VRL has $1.7 billion of short-term investments in various bank deposits, quoted bonds and mutual funds as of March 31, 2023, which it could liquidate if the need arises. 

Pledging of residual promoter stake in Hindustan Zinc for up to 2.7% stake would enable it to raise about 

$190 million of debt, and that in main VEDL for up to 68.11% stake could raise about $3.8 billion of debt.

Further, dividend upstreaming from operating companies (VEDL declared its first interim dividend for FY24 totalling $830 million, which entitles VRL to $565 million proportionate to its 68.11% stake in VEDL), would also help in servicing debt.

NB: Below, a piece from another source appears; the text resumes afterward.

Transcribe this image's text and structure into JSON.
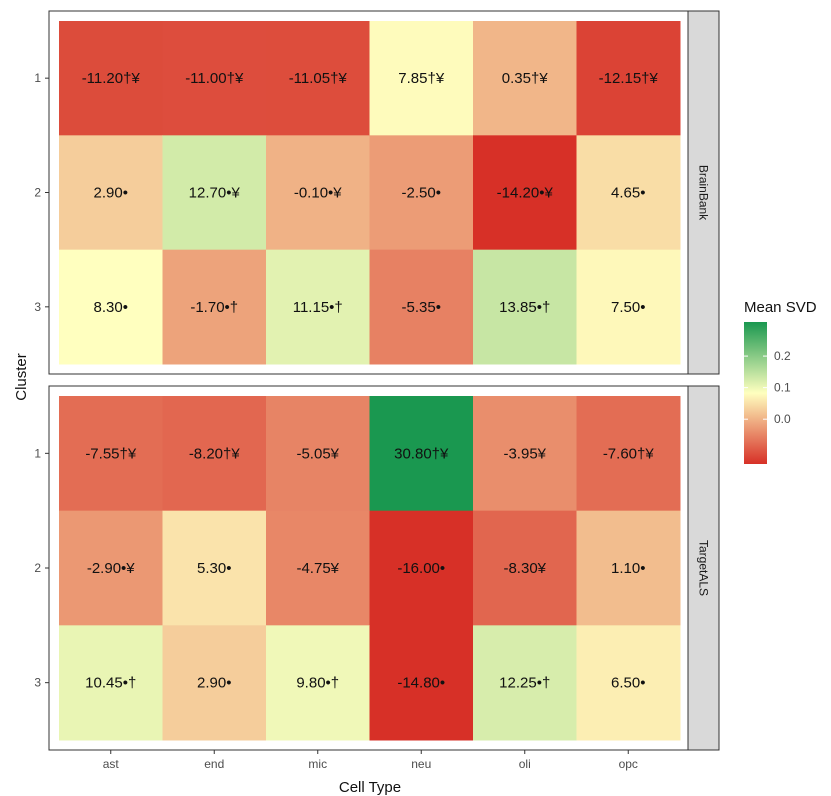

“We are watchful of refinancing risk for $4.2 billion term debt due in FY24, and expect the company to rely heavily on external fundraising of about $2.1 billion and an additional $950 million for funding gap,” it added.

However, CreditSights cautioned of execution risks. The failure of refinancing talks or an inability to tie up funds for late-FY24 pose downside risks.

“If the refinancing is successful (which we expect), we anticipate the bond prices will rally by about 10-15 points broadly across the curve, while a failure to do so, would likely result in a sharp sell-off in bond prices to about 50 cents to the dollar,” it added.

For FY24, VRL’s credit metrics are likely to deteriorate mildly on a year-on-year basis, led by expectations of lower commodity prices through the  year.